Un episodio isolato?
«Non direi: il 22 maggio a Ostuni il calzolaio Vito Oronzo Marseglia, 65enne, dopo aver pronunciato invettive contro il regime durante un comizio, fu incarcerato per 10 giorni. Il 1° settembre a Mesagne, alcuni antifascisti commissionarono una corona di garofani rossi che deposero sulla bara del loro compagno Angelo Volpe, ucciso il 30 agosto in una rissa. Il fioraio che fornì la corona, non ottenendo il pagamento di quanto gli era dovuto sporse denuncia e furono fermati Carmine Pignatelli, Giuseppe Radaelli, Aristide Di Nittis e Nicola Gravina».
Ha riscontrato ulteriori episodi, dopo quelli raccontati?
«Sì. Un’altra ondata di arresti colpì il Brindisino l’8 luglio 1937. Ci fu una riunione a Ceglie: Francesco Ricci era rientrato dalla Francia; c’erano Rocco Spina, Francesco Barletta e Giuseppe De Tommaso. Nel corso della notte furono arrestati tutti gli esponenti del Pci di Ceglie, Brindisi, Oria e Ostuni e dopo il processo ci furono altre condanne per i cegliesi Rocco Spina, Rocco Chirico, Cosimo De Maria, Antonio Telesi e Oronzo Vitale contadini; Leonardo Chirulli e Domenico della Rosa calzolai; Francesco Barletta e Gennaro Conte impiegati; e ancora per il parrucchiere Francesco Magno, per il sarto Rocco Carrone, per il falegname Arcangelo Ricci, per il venditore ambulante Cosimo Urgesi, per il bracciante Luigi Chirico. Subirono condanne pure i meccanici Teodoro Ostuni e Giuseppe De Tommaso, Giuseppe Ribezzi, muratore e Cosimo Mauro, tutti brindisini. Un mese dopo, il 29 agosto, fu arrestato a Brindisi il dott. Armando Monasterio poi prosciolto in istruttoria per insufficienza di prove».
Insomma – come ha scritto Massara – davvero “un popolo al confino”…
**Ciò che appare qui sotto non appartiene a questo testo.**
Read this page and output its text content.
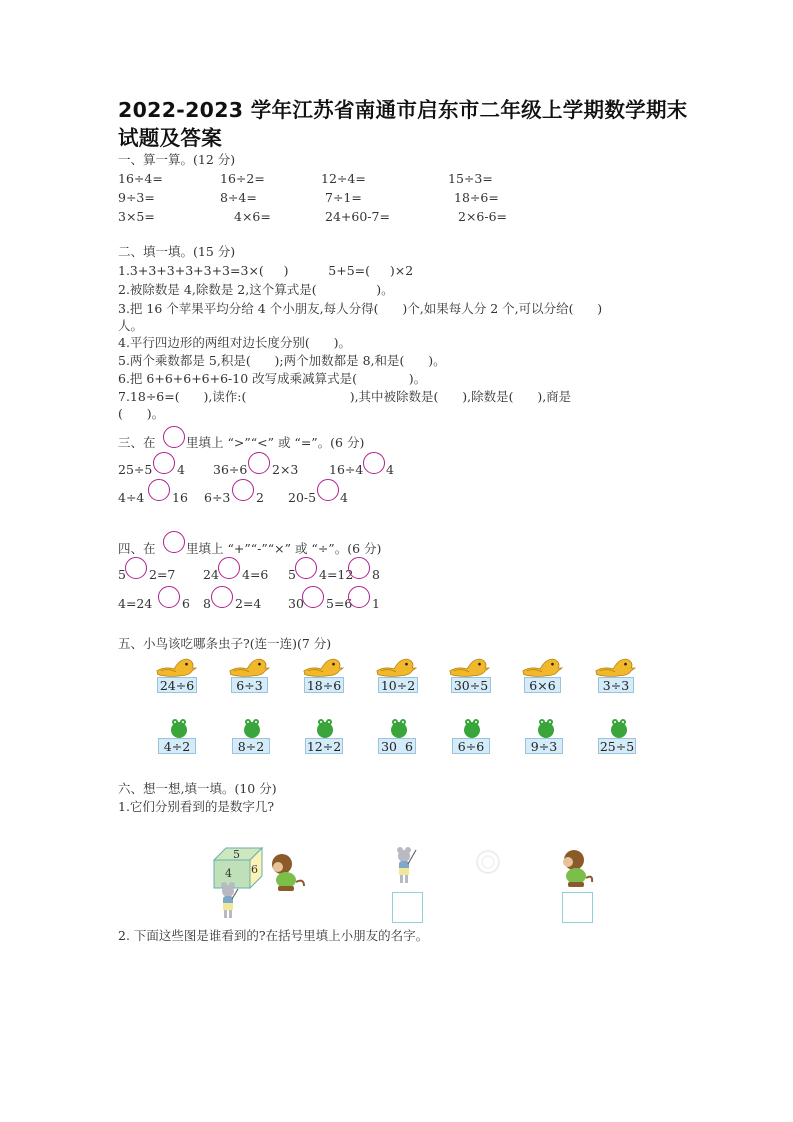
2022-2023 学年江苏省南通市启东市二年级上学期数学期末
试题及答案
一、算一算。(12 分)
16÷4=	16÷2=	12÷4=	15÷3=
9÷3=	8÷4=	7÷1=	18÷6=
3×5=	4×6=	24+60-7=	2×6-6=
二、填一填。(15 分)
1.3+3+3+3+3+3=3×(     )          5+5=(     )×2
2.被除数是 4,除数是 2,这个算式是(               )。
3.把 16 个苹果平均分给 4 个小朋友,每人分得(      )个,如果每人分 2 个,可以分给(      )
人。
4.平行四边形的两组对边长度分别(      )。
5.两个乘数都是 5,积是(      );两个加数都是 8,和是(      )。
6.把 6+6+6+6+6-10 改写成乘减算式是(             )。
7.18÷6=(      ),读作:(                          ),其中被除数是(      ),除数是(      ),商是
(      )。
三、在 里填上 “>”“<” 或 “=”。(6 分)
25÷5 4 36÷6 2×3 16÷4 4
4÷4 16 6÷3 2 20-5 4
四、在 里填上 “+”“-”“×” 或 “÷”。(6 分)
5 2=7 24 4=6 5 4=12 8
4=24 6 8 2=4 30 5=6 1
五、小鸟该吃哪条虫子?(连一连)(7 分)
24÷6	6÷3	18÷6	10÷2	30÷5	6×6	3÷3
4÷2	8÷2	12÷2	30  6	6÷6	9÷3	25÷5
六、想一想,填一填。(10 分)
1.它们分别看到的是数字几?
5
4 6
2. 下面这些图是谁看到的?在括号里填上小朋友的名字。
«Per farsi un’idea, riferisco questi dati della ricerca: dei confinati politici pugliesi 283 erano definiti comunisti, 2 social-comunisti, 22 socialisti, 12 anarchici, 4 repubblicani, 3 sovversivi, 99 antifascisti, 51 apolitici, 9 disfattisti, 6 senza qualifica. Di questi saranno riconosciuti colpevoli di organizzazione del partito comunista 225: 14 nel Brindisino. E ricordo però che nel Luglio del 1943 migliaia di antifascisti uscirono dalle carceri e salparono dalle isole di deportazione. Dopo la democrazia negata si trasformarono in tessitori di una democrazia allargata per ridare onore e dignità al nostro Paese. Del resto, nel 1944-1945, nel Comitato di liberazione nazionale, tutti i partiti che avevano lottato contro il fascismo erano uniti».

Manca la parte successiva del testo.